In Andhra Pradesh, the entire Muslim community was categorised as backward to make it eligible for OBC reservation. The decision was challenged in the Supreme Court, where the matter is pending.
What’s BJP aiming at?
Why has the BJP doubled down on the “Muslim OBC quota was unconstitutional” narrative?
The experts suggested that this narrative serves two purposes for the BJP: securing the crucial Vokkaliga and Lingayat votes and sidelining Muslims.
The Karnataka government has said that the 4% Muslim quota will be equally split among Vokkaligas and Lingayats, the state’s most dominant and politically influential communities.

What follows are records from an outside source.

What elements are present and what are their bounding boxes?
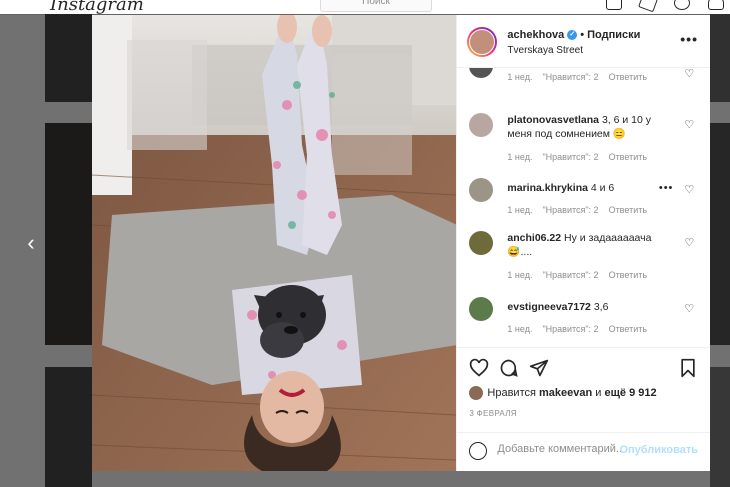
liker-username[interactable]: makeevan: [539, 387, 592, 399]
activity-icon[interactable]: [708, 0, 724, 10]
comment-input[interactable]: [497, 443, 622, 455]
comment-reply-button[interactable]: Ответить: [609, 270, 647, 280]
post-photo[interactable]: [92, 15, 457, 471]
likes-connector: и: [595, 386, 602, 399]
more-options-icon[interactable]: •••: [680, 31, 698, 47]
commenter-avatar[interactable]: [469, 178, 494, 202]
like-heart-icon[interactable]: [469, 358, 489, 378]
emoji-icon[interactable]: [469, 442, 488, 460]
background-header: Instagram Поиск: [0, 0, 730, 15]
comment-reply-button[interactable]: Ответить: [609, 152, 647, 162]
commenter-avatar[interactable]: [469, 68, 494, 78]
add-comment-bar: Опубликовать: [457, 432, 710, 471]
commenter-username[interactable]: anchi06.22: [507, 232, 561, 244]
author-username[interactable]: achekhova: [507, 29, 564, 41]
comment-text: 4 и 6: [590, 182, 615, 194]
comment-likes[interactable]: "Нравится": 2: [542, 72, 598, 82]
post-date[interactable]: 3 ФЕВРАЛЯ: [469, 409, 516, 418]
commenter-username[interactable]: platonovasvetlana: [507, 114, 599, 126]
comment-time[interactable]: 1 нед.: [507, 270, 532, 280]
direct-icon[interactable]: [638, 0, 658, 13]
post-sidebar: achekhova ✓ • Подписки Tverskaya Street •••…: [456, 15, 710, 471]
publish-comment-button[interactable]: Опубликовать: [619, 444, 698, 456]
post-modal: achekhova ✓ • Подписки Tverskaya Street •••…: [92, 15, 710, 471]
follow-button[interactable]: Подписки: [587, 29, 640, 41]
comment-reply-button[interactable]: Ответить: [609, 205, 647, 215]
liker-avatar[interactable]: [469, 386, 484, 400]
comments-list[interactable]: ♡ 1 нед. "Нравится": 2 Ответить platonovas…: [457, 68, 710, 347]
prev-post-arrow[interactable]: ‹: [20, 232, 42, 254]
comment-options-icon[interactable]: •••: [659, 182, 674, 194]
likes-prefix: Нравится: [487, 386, 536, 399]
comment-likes[interactable]: "Нравится": 2: [542, 205, 598, 215]
search-input[interactable]: Поиск: [320, 0, 432, 12]
comment-text: 3,6: [593, 301, 609, 313]
comment-time[interactable]: 1 нед.: [507, 324, 532, 334]
comment-like-icon[interactable]: ♡: [684, 304, 694, 315]
comment-like-icon[interactable]: ♡: [684, 238, 694, 249]
home-icon[interactable]: [606, 0, 622, 10]
comment-time[interactable]: 1 нед.: [507, 152, 532, 162]
comment-like-icon[interactable]: ♡: [684, 69, 694, 80]
likes-summary: Нравится makeevan и ещё 9 912: [469, 386, 657, 400]
comment-likes[interactable]: "Нравится": 2: [542, 152, 598, 162]
save-bookmark-icon[interactable]: [678, 358, 698, 378]
comment-time[interactable]: 1 нед.: [507, 72, 532, 82]
commenter-avatar[interactable]: [469, 113, 494, 137]
post-actions: Нравится makeevan и ещё 9 912 3 ФЕВРАЛЯ: [457, 347, 710, 432]
comment-like-icon[interactable]: ♡: [684, 185, 694, 196]
share-send-icon[interactable]: [529, 358, 549, 378]
comment-like-icon[interactable]: ♡: [684, 120, 694, 131]
commenter-username[interactable]: evstigneeva7172: [507, 301, 590, 313]
explore-icon[interactable]: [674, 0, 690, 10]
comment-reply-button[interactable]: Ответить: [609, 72, 647, 82]
likes-count[interactable]: ещё 9 912: [605, 387, 657, 399]
post-header: achekhova ✓ • Подписки Tverskaya Street •••: [457, 15, 710, 68]
verified-badge-icon: ✓: [567, 30, 578, 41]
post-location[interactable]: Tverskaya Street: [507, 45, 583, 56]
commenter-avatar[interactable]: [469, 297, 494, 321]
comment-time[interactable]: 1 нед.: [507, 205, 532, 215]
post-image: [92, 15, 457, 471]
separator-dot: •: [580, 29, 585, 41]
comment-likes[interactable]: "Нравится": 2: [542, 270, 598, 280]
comment-reply-button[interactable]: Ответить: [609, 324, 647, 334]
comment-likes[interactable]: "Нравится": 2: [542, 324, 598, 334]
commenter-username[interactable]: marina.khrykina: [507, 182, 588, 194]
commenter-avatar[interactable]: [469, 231, 494, 255]
author-avatar[interactable]: [467, 27, 498, 57]
comment-bubble-icon[interactable]: [499, 358, 519, 378]
instagram-logo[interactable]: Instagram: [50, 0, 144, 15]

Though there is a lack of caste-based population data, it is widely believed that Lingayats constitute 17% and Vokkaligas 15% of Karnataka’s population. Vokkaligas are the dominant community in the electorally critical Old Mysore region and the two caste groups together, by some estimates, hold influence in nearly 150 of the state’s 224 Assembly constituencies.
To this end, the Karnataka government last December moved to recategorise the two communities as “backward” from “moderately backward”, to increase their reservation under the OBC category.
This, Assadi suggested, is a “desperate attempt” by the BJP to woo the two groups ahead of the election. “There is a deep crisis for the BJP as its social base is crumbling after Yediyurappa was removed [as the chief minister],” he said.
Shah has projected the Muslim quota as minority appeasement by the Congress, which has since announced that it will restore the quota if it wins the election. In turn, said a political observer who did not want to be identified, the BJP may spin the announcement into a narrative that the Congress is against Vokkaligas and Lingayats.
The decision will also appeal to the party’s core voters. “Taking away from Muslims and giving it to Vokkaligas and Lingayats is an attempt to pit one community against another to create a communal narrative,” Assadi argued.
A Narayana, a political analyst who teaches at Azim Premji University, concurred. “This seems to be a case of hitting two birds with one stone,” Narayana told Scroll. By sideling Muslims, he said, “the BJP wants to send a message to the voters. Its thinking seems to be that hardline Hindu voters will consolidate behind it. Muslims would have anyway not voted for the BJP. So, there was nothing to lose by scrapping their quota.”
While Bommai has claimed that his government’s decision will benefit Muslims as the 10% reservation pool under EWS is larger, experts argue that Muslims will face challenges under the EWS category. “Will Muslims be able to compete with others under the EWS quota?” Assadi asked. “Muslims are an underprivileged community. So, it will be very difficult for them to get into universities and get government jobs under the EWS quota.”